My phone begins to ring, so I answer it, the sound of Jim’s voice ringing through the dark space.
‘Greg, how’s it goin’?’
‘Jim, just the person I need.’ Why didn’t I think of this before?
‘Oh, aye. Wit fir?’ What for? he asks suspiciously.
‘You remember Isobel?’
‘O’ course, I do. I’m not likely to forget her, you lucky bastard. But before you start your bletherin’, I have a quick question for you.’
‘Shoot.’
‘Have you rented the cottage out?’
‘No. Why d’you ask?’
‘ ’Cause I’ve just driven passed and there’s a car parked out front and all the lights are on.’ I pull over onto the grass verge at his words. What are the chances it’s her? ‘Want me to double back and check it out?’
‘No thanks, pal. I’m on my way over there just now.’
I hang up as he begins to ask me what I’d wanted to talk to him about, swinging the car onto the other side of the road.
Isobel, that had better b
e you.
Chapter 28
GREG
I pull up at the cottage much later in the evening, the traffic being much worse than I anticipated. Why weren’t the fuckers all at home drinking eggnog and wrapping presents? But Jim was right. There is someone in the house. Please, God, let it be who I think it is. The car parked out front isn’t the same, but the last one was a rental anyway. In its place is a Jeep Grand Cherokee, something more suited to the Highland weather than the wee thing she’d arrived in last time. As well as the Jeep, the cottage is shining like a beacon with every light in the place switched on.
I park at the side, as usual, and pull out my house keys. I hope to God Isobel is the person inside. As it turns out, I don’t need to use the key as the handle turns under my hand. I feel like there’s a fist wrapped around my heart as I push the door open and step inside.
‘Isob—’
‘You bastard—you rat lying bastard!’ I duck as a piece of fruit—a large orange—goes flying past my head, so close that I feel the hair above my ears rise.
‘You nearly knocked me out!’ I look behind me, out into the garden, though I can’t see when it landed. ‘I bet that thing weighed a half a kilo. You’ll have put a dent in your car.
‘I don’t care!’ she yells from the others side of the kitchen. ‘I hate you!’
‘No, you don’t.

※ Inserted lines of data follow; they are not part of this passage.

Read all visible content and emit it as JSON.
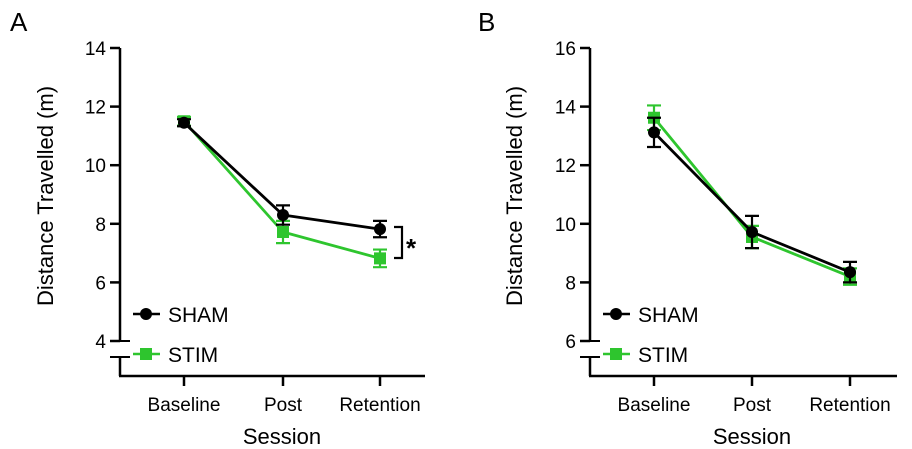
{
  "colors": {
    "sham": "#000000",
    "stim": "#2ec52e"
  },
  "chart_data": [
    {
      "panel": "A",
      "type": "line",
      "xlabel": "Session",
      "ylabel": "Distance Travelled (m)",
      "categories": [
        "Baseline",
        "Post",
        "Retention"
      ],
      "ylim": [
        4,
        14
      ],
      "yticks": [
        "4",
        "6",
        "8",
        "10",
        "12",
        "14"
      ],
      "axis_break": true,
      "series": [
        {
          "name": "SHAM",
          "marker": "circle",
          "values": [
            11.45,
            8.3,
            7.82
          ],
          "error": [
            0.12,
            0.33,
            0.28
          ]
        },
        {
          "name": "STIM",
          "marker": "square",
          "values": [
            11.5,
            7.72,
            6.82
          ],
          "error": [
            0.15,
            0.38,
            0.3
          ]
        }
      ],
      "annotation": {
        "text": "*",
        "between_series": [
          "SHAM",
          "STIM"
        ],
        "category": "Retention"
      },
      "legend": "bottom-left"
    },
    {
      "panel": "B",
      "type": "line",
      "xlabel": "Session",
      "ylabel": "Distance Travelled (m)",
      "categories": [
        "Baseline",
        "Post",
        "Retention"
      ],
      "ylim": [
        6,
        16
      ],
      "yticks": [
        "6",
        "8",
        "10",
        "12",
        "14",
        "16"
      ],
      "axis_break": true,
      "series": [
        {
          "name": "SHAM",
          "marker": "circle",
          "values": [
            13.12,
            9.72,
            8.35
          ],
          "error": [
            0.5,
            0.55,
            0.35
          ]
        },
        {
          "name": "STIM",
          "marker": "square",
          "values": [
            13.62,
            9.55,
            8.2
          ],
          "error": [
            0.42,
            0.38,
            0.28
          ]
        }
      ],
      "legend": "bottom-left"
    }
  ]
}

You don’t mean that. I’m sorry I haven’t called.’
‘You will be!’ Another orange thumps against the wall. Thank Christ she’s a terrible shot.

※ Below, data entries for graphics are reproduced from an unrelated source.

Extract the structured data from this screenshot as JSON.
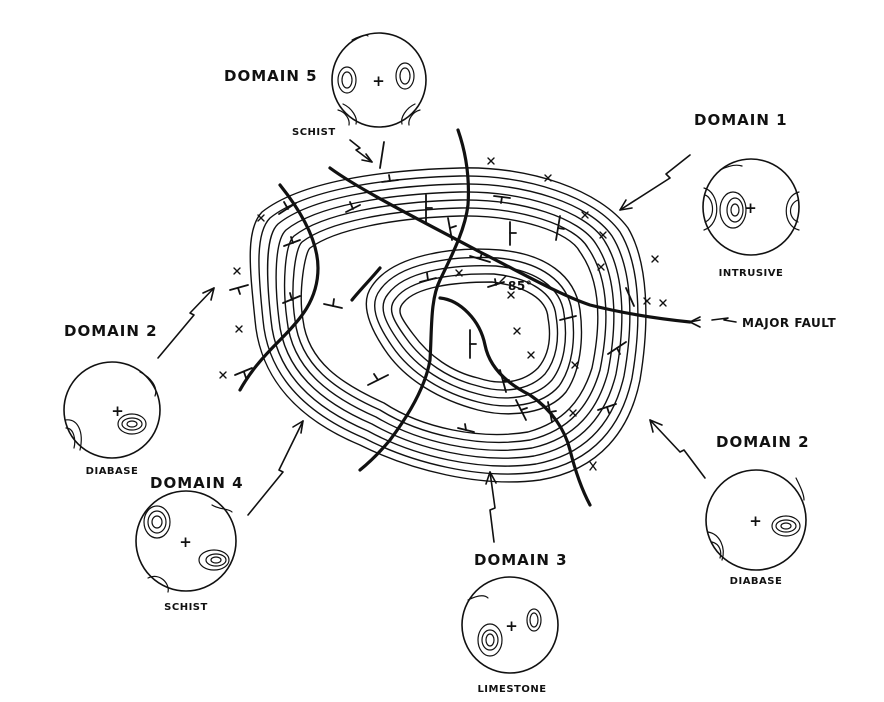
{
  "domains": [
    {
      "key": "domain5",
      "label": "DOMAIN 5",
      "rock": "SCHIST"
    },
    {
      "key": "domain1",
      "label": "DOMAIN 1",
      "rock": "INTRUSIVE"
    },
    {
      "key": "domain2_left",
      "label": "DOMAIN 2",
      "rock": "DIABASE"
    },
    {
      "key": "domain4",
      "label": "DOMAIN 4",
      "rock": "SCHIST"
    },
    {
      "key": "domain3",
      "label": "DOMAIN 3",
      "rock": "LIMESTONE"
    },
    {
      "key": "domain2_right",
      "label": "DOMAIN 2",
      "rock": "DIABASE"
    }
  ],
  "major_fault_label": "MAJOR FAULT",
  "dip_label": "85°",
  "center_mark": "+"
}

‘Of all the cruel things to say—all the lies to tell! You’ll rot in hell, Greg Hamley, you will!’ This time, a cup clatters against the door as I step back, pulling it closed like a shield.
‘Woah, woah, woah, there, Nelly.’ Popping my head around the door, I hold my hand. I’m not sure why I’m treating her like a frightened horse except for the fact I reckon she’s just as dangerous right now. Though not from flying bananas. I’m not sure where the fruit has come from.